A lure is offered to the workers to “democratize” state capitalism,
transforming state capitalism by “democratizing” the government, placing it in
the hands of “the people.” State capitalism is fundamentally and necessarily
undemocratic; it cannot be democratised, it must be abolished by the
proletarian revolution. The coming of Socialism is a process of violent and
implacable struggles, not a dress parade of amicable transformation.
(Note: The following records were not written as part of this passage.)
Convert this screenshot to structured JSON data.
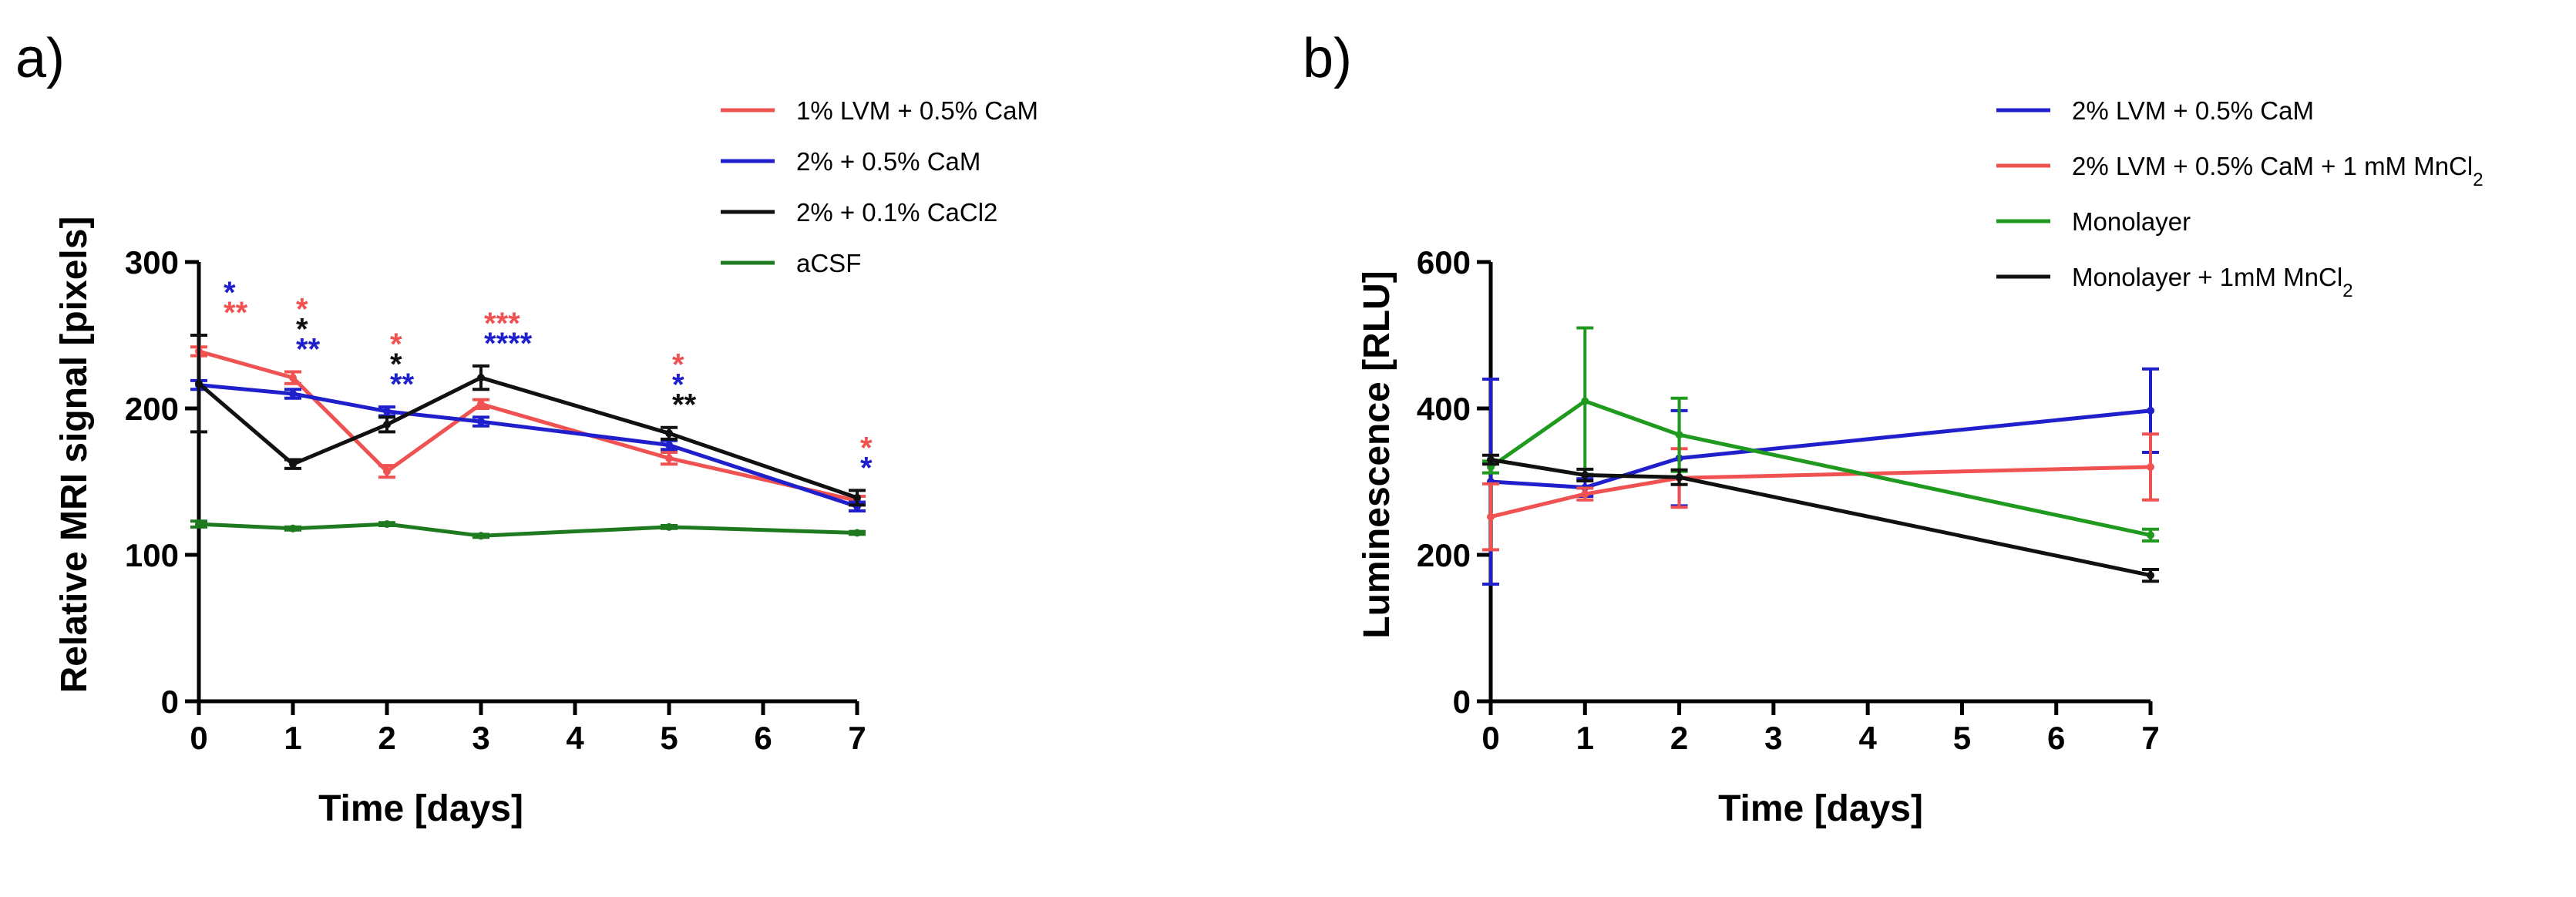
{
  "chart_data": [
    {
      "panel": "a)",
      "type": "line",
      "xlabel": "Time [days]",
      "ylabel": "Relative MRI signal [pixels]",
      "xlim": [
        0,
        7
      ],
      "ylim": [
        0,
        300
      ],
      "xticks": [
        0,
        1,
        2,
        3,
        4,
        5,
        6,
        7
      ],
      "yticks": [
        0,
        100,
        200,
        300
      ],
      "legend_position": "top-right",
      "series": [
        {
          "name": "1% LVM + 0.5% CaM",
          "color": "#f05252",
          "x": [
            0,
            1,
            2,
            3,
            5,
            7
          ],
          "y": [
            239,
            221,
            157,
            203,
            166,
            137
          ],
          "err": [
            3,
            4,
            4,
            3,
            4,
            3
          ]
        },
        {
          "name": "2% + 0.5% CaM",
          "color": "#1f1fcc",
          "x": [
            0,
            1,
            2,
            3,
            5,
            7
          ],
          "y": [
            216,
            210,
            198,
            191,
            175,
            133
          ],
          "err": [
            3,
            3,
            3,
            3,
            3,
            3
          ]
        },
        {
          "name": "2% + 0.1% CaCl2",
          "color": "#111111",
          "x": [
            0,
            1,
            2,
            3,
            5,
            7
          ],
          "y": [
            217,
            162,
            189,
            221,
            183,
            139
          ],
          "err": [
            33,
            3,
            5,
            8,
            4,
            5
          ]
        },
        {
          "name": "aCSF",
          "color": "#1f7a1f",
          "x": [
            0,
            1,
            2,
            3,
            5,
            7
          ],
          "y": [
            121,
            118,
            121,
            113,
            119,
            115
          ],
          "err": [
            2,
            1,
            1,
            1,
            1,
            1
          ]
        }
      ],
      "annotations": [
        {
          "x": 0,
          "lines": [
            {
              "text": "*",
              "color": "#1f1fcc"
            },
            {
              "text": "**",
              "color": "#f05252"
            }
          ]
        },
        {
          "x": 1,
          "lines": [
            {
              "text": "*",
              "color": "#f05252"
            },
            {
              "text": "*",
              "color": "#111111"
            },
            {
              "text": "**",
              "color": "#1f1fcc"
            }
          ]
        },
        {
          "x": 2,
          "lines": [
            {
              "text": "*",
              "color": "#f05252"
            },
            {
              "text": "*",
              "color": "#111111"
            },
            {
              "text": "**",
              "color": "#1f1fcc"
            }
          ]
        },
        {
          "x": 3,
          "lines": [
            {
              "text": "***",
              "color": "#f05252"
            },
            {
              "text": "****",
              "color": "#1f1fcc"
            }
          ]
        },
        {
          "x": 5,
          "lines": [
            {
              "text": "*",
              "color": "#f05252"
            },
            {
              "text": "*",
              "color": "#1f1fcc"
            },
            {
              "text": "**",
              "color": "#111111"
            }
          ]
        },
        {
          "x": 7,
          "lines": [
            {
              "text": "*",
              "color": "#f05252"
            },
            {
              "text": "*",
              "color": "#1f1fcc"
            }
          ]
        }
      ]
    },
    {
      "panel": "b)",
      "type": "line",
      "xlabel": "Time [days]",
      "ylabel": "Luminescence [RLU]",
      "xlim": [
        0,
        7
      ],
      "ylim": [
        0,
        600
      ],
      "xticks": [
        0,
        1,
        2,
        3,
        4,
        5,
        6,
        7
      ],
      "yticks": [
        0,
        200,
        400,
        600
      ],
      "legend_position": "top-right",
      "series": [
        {
          "name": "2% LVM + 0.5% CaM",
          "sub": "",
          "color": "#1f1fcc",
          "x": [
            0,
            1,
            2,
            7
          ],
          "y": [
            300,
            292,
            332,
            397
          ],
          "err": [
            140,
            12,
            65,
            57
          ]
        },
        {
          "name": "2% LVM + 0.5% CaM + 1 mM MnCl",
          "sub": "2",
          "color": "#f05252",
          "x": [
            0,
            1,
            2,
            7
          ],
          "y": [
            252,
            283,
            305,
            320
          ],
          "err": [
            45,
            8,
            40,
            45
          ]
        },
        {
          "name": "Monolayer",
          "sub": "",
          "color": "#1f9a1f",
          "x": [
            0,
            1,
            2,
            7
          ],
          "y": [
            320,
            410,
            364,
            227
          ],
          "err": [
            8,
            100,
            50,
            8
          ]
        },
        {
          "name": "Monolayer + 1mM MnCl",
          "sub": "2",
          "color": "#111111",
          "x": [
            0,
            1,
            2,
            7
          ],
          "y": [
            330,
            309,
            306,
            172
          ],
          "err": [
            6,
            8,
            10,
            8
          ]
        }
      ]
    }
  ]
}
The
concept of “transformation” in practice doesn’t transform capitalism, it
transforms the workers’ movement into a caricature of socialism and a prop of capitalism.
Socialism rejects “co-operation” with the capitalist, in industry as in
politics. One phase of state capitalism is the policy of trying to maintain
industrial peace, and this is attempted alternately by coercion and cajolery.
One means of cajolery is an arrangement by which the workers may “co-operate”
with the employers in the consideration of matters affecting a particular
industry or factory. The state tries to compel this co-operation, making it an
impliedly compulsory affair, and it becomes the function of the government to
bring the workers under the sway of the capitalist in ways that strike at the
independent action of the workers. Autocracy in government is supplemented by a
sham democracy, by apparently giving the workers a share in the regulation of
their conditions, but which actually is an illusion, as the power of the
employers sets it at nought. The purpose is to run the militant spirit of the
workers into the ground, to disorganise their independent action.